A simple 5 act play, like this one, an hour in length, is easy to grasp, but those long ones, with the actors on stage doing the singing?
I'm lost. ;-D
The singers, solo, and choral, were fine, don't get me wrong, their voices beautiful to the ear, and their emotions converying that of the scenes they sung, but I only understood the baritone, and that only a few, clear, times.
Once you understand the plot, and the dialog, the dancers interpretations of the scenes are understandable, and entertaining, hitting all the emotional marks, and even displaying humor, intentional, and otherwise, in spots.

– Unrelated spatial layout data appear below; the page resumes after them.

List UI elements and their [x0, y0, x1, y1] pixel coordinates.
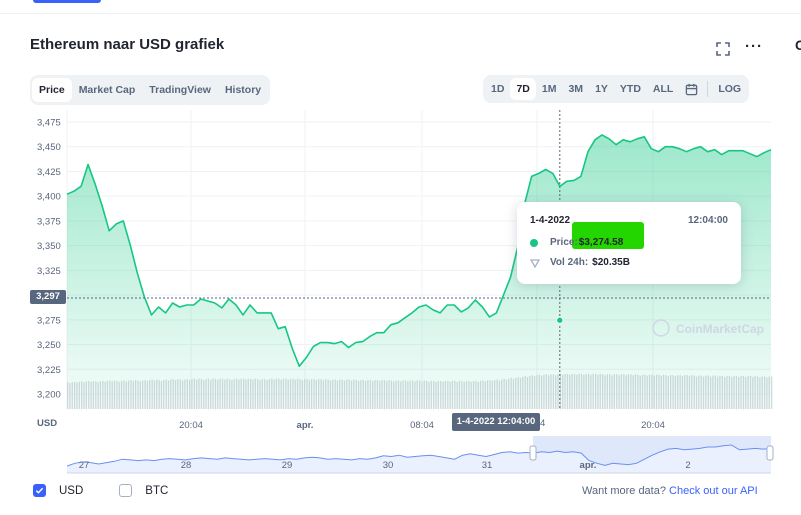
range-selector: 1D 7D 1M 3M 1Y YTD ALL LOG: [483, 75, 750, 103]
navigator-label: 31: [482, 460, 493, 471]
api-link[interactable]: Check out our API: [669, 485, 758, 497]
btc-label: BTC: [145, 484, 169, 497]
tooltip-time: 12:04:00: [687, 215, 728, 226]
price-chart[interactable]: 3,4753,4503,4253,4003,3753,3503,3253,300…: [0, 105, 801, 485]
tooltip-volume-row: Vol 24h: $20.35B: [530, 257, 630, 268]
volume-icon: [530, 258, 540, 268]
x-tick-label: 08:04: [410, 420, 434, 431]
fullscreen-icon: [716, 42, 730, 56]
api-promo: Want more data? Check out our API: [582, 485, 758, 497]
legend-btc[interactable]: BTC: [119, 484, 168, 497]
y-tick-label: 3,350: [37, 241, 61, 252]
price-dot-icon: [530, 238, 538, 247]
tab-market-cap[interactable]: Market Cap: [72, 78, 143, 102]
chart-title: Ethereum naar USD grafiek: [30, 36, 225, 53]
x-tick-label: 20:04: [641, 420, 665, 431]
tooltip-date: 1-4-2022: [530, 215, 571, 226]
range-divider: [707, 81, 709, 97]
volume-bar: [771, 376, 773, 409]
watermark-text: CoinMarketCap: [676, 322, 764, 336]
navigator-label: apr.: [580, 460, 597, 471]
tooltip-price-label: Price:: [550, 237, 578, 248]
tooltip-volume-label: Vol 24h:: [550, 257, 589, 268]
navigator-label: 27: [79, 460, 90, 471]
log-toggle[interactable]: LOG: [712, 78, 747, 100]
tab-history[interactable]: History: [218, 78, 268, 102]
tooltip-volume-value: $20.35B: [592, 257, 630, 268]
tab-price[interactable]: Price: [32, 78, 72, 102]
legend-usd[interactable]: USD: [33, 484, 83, 497]
navigator-label: 2: [685, 460, 690, 471]
check-icon: [35, 487, 44, 494]
currency-legend: USD BTC: [33, 484, 204, 497]
range-7d[interactable]: 7D: [510, 78, 536, 100]
range-all[interactable]: ALL: [647, 78, 679, 100]
range-1m[interactable]: 1M: [536, 78, 563, 100]
current-price-label: 3,297: [30, 290, 66, 304]
y-tick-label: 3,425: [37, 167, 61, 178]
navigator-label: 28: [181, 460, 192, 471]
y-tick-label: 3,200: [37, 390, 61, 401]
navigator-label: 30: [383, 460, 394, 471]
usd-label: USD: [59, 484, 84, 497]
y-tick-label: 3,450: [37, 142, 61, 153]
edge-glyph: C: [795, 37, 801, 53]
tooltip-price-row: Price: $3,274.58: [530, 237, 623, 248]
navigator-handle-right: [766, 445, 774, 461]
range-1y[interactable]: 1Y: [589, 78, 614, 100]
y-tick-label: 3,325: [37, 266, 61, 277]
tab-tradingview[interactable]: TradingView: [142, 78, 218, 102]
calendar-button[interactable]: [679, 78, 703, 100]
api-prefix: Want more data?: [582, 485, 666, 497]
hover-point: [556, 316, 564, 324]
y-tick-label: 3,250: [37, 340, 61, 351]
calendar-icon: [685, 83, 698, 95]
top-blue-tab[interactable]: [33, 0, 101, 3]
navigator-handle-left: [529, 445, 537, 461]
y-tick-label: 3,400: [37, 192, 61, 203]
hover-date-overflow: 4: [540, 418, 546, 429]
y-tick-label: 3,475: [37, 118, 61, 129]
chart-type-tabs: Price Market Cap TradingView History: [30, 75, 271, 105]
y-tick-label: 3,225: [37, 365, 61, 376]
price-tooltip: 1-4-2022 12:04:00 Price: $3,274.58 Vol 2…: [517, 202, 741, 284]
range-ytd[interactable]: YTD: [614, 78, 647, 100]
tooltip-price-value: $3,274.58: [578, 237, 624, 248]
navigator-label: 29: [282, 460, 293, 471]
fullscreen-button[interactable]: [715, 41, 731, 57]
top-strip: [0, 0, 801, 14]
usd-checkbox[interactable]: [33, 484, 46, 497]
range-1d[interactable]: 1D: [485, 78, 510, 100]
currency-axis-label: USD: [37, 418, 57, 429]
x-tick-label: apr.: [297, 420, 314, 431]
y-tick-label: 3,275: [37, 315, 61, 326]
y-tick-label: 3,375: [37, 216, 61, 227]
x-tick-label: 20:04: [179, 420, 203, 431]
hover-date-label: 1-4-2022 12:04:00: [452, 413, 540, 431]
more-options-button[interactable]: ···: [745, 38, 767, 56]
range-3m[interactable]: 3M: [562, 78, 589, 100]
btc-checkbox[interactable]: [119, 484, 133, 497]
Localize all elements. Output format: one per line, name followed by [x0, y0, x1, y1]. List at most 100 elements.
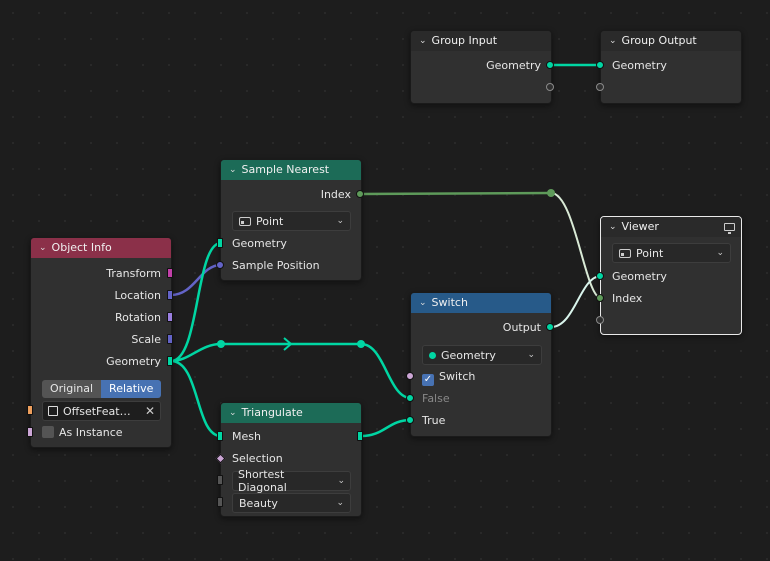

Scene 5 is at the Palace and it is here that the tragedy begins to play out.
Aeneas trys to explain himself, and offers to stay, ignoring the Will of the Gods.
Dido is appalled! Hypocrite! Go! Hie thee to Rome, and don't you give me any guff about it!
The poor woman then contemplates how death is inevitable, and dies.
So sad. :..(
When the lights went up the audience began to clap, and slowly some then, almost everyone stood, many cheering, as the cast took its bows, some letting loose with a BRAVO!
A young boy, and his parents were making their way up the aisle, and I asked him, "So, young man, you planning to be a ballet dancer when you grow up?";-D
He smiles, and his parents laugh because it turns out that one of the major performers, I forget who, is a relative, and they were there to lend their support.
If you can't attend a live performance there is good news!
There is a 1995 performance, on film, by the Mark Morris Dance Group with Morris as Dido and the Sorceress, and Mezzo-soprano Jennifer Lane singing both roles, that is very highly regarded. ;-D
Either way...it is a performace worth the effort to seek out.